If you’d rather store your Office documents in Dropbox instead of OneDrive, that’s now totally fine by Microsoft.
When using Office’s mobile apps or Website, Dropbox will soon appear as an optional storage location alongside Microsoft’s own OneDrive service, and users will be able to generate Dropbox sharing links from within the Office app. Dropbox’s own apps will also link back to Office, letting users edit documents and save any changes to the cloud.
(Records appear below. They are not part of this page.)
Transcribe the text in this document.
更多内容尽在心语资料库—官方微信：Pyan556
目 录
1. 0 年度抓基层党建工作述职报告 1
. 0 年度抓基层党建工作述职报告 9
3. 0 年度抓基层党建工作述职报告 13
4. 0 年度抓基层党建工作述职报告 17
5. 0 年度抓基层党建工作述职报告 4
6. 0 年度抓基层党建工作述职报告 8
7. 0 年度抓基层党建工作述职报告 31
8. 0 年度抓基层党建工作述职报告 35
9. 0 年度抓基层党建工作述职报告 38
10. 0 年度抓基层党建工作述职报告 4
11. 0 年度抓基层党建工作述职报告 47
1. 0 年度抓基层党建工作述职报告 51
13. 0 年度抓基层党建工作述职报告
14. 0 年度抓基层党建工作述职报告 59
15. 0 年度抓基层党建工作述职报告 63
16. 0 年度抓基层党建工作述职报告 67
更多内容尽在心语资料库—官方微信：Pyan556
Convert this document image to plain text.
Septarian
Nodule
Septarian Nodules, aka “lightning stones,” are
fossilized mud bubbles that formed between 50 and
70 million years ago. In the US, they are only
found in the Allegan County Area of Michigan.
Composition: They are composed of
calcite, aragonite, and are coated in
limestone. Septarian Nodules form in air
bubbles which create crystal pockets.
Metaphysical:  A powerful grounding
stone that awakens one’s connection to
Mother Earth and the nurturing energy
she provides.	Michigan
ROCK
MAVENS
The new functionality will head to iOS and Android in the new few weeks, and to the Web in the first half of 2015. Microsoft’s press release says Dropbox will make its apps available on Windows phones and tablets. Note that unofficial,
The announcement doesn’t say anything about integrating Dropbox with Office’s desktop version, which could be for a couple of reasons. For one thing, Microsoft hasn’t been talking much about Office 16, and it may not even ship until the end of next year. Besides, it’s already possible to add Dropbox as a storage location with a some minor tweaking.
Why this matters: The partnership is unexpected given that Microsoft has its own competing cloud storage service. But as Microsoft points out , more than 35 billion Office files are stored in Dropbox already. The goal, both companies say, is to make these files easier to access and edit. And given that Dropbox for Business users will need Office 365 to take advantage of the new features, the partnership will surely help prop up Microsoft’s subscription business—even without OneDrive.
Microsoft’s newfound friendliness toward Dropbox may also be a competitive move, as some observers have pointed out. Earlier this year, Box introduced a way to turn Office documents into Web-embeddable HTML5, pulling away from its prior strategy of trying to integrate with Office directly. By offering a way to view and edit documents in Office proper, Dropbox and Microsoft are both making their respective offerings stronger.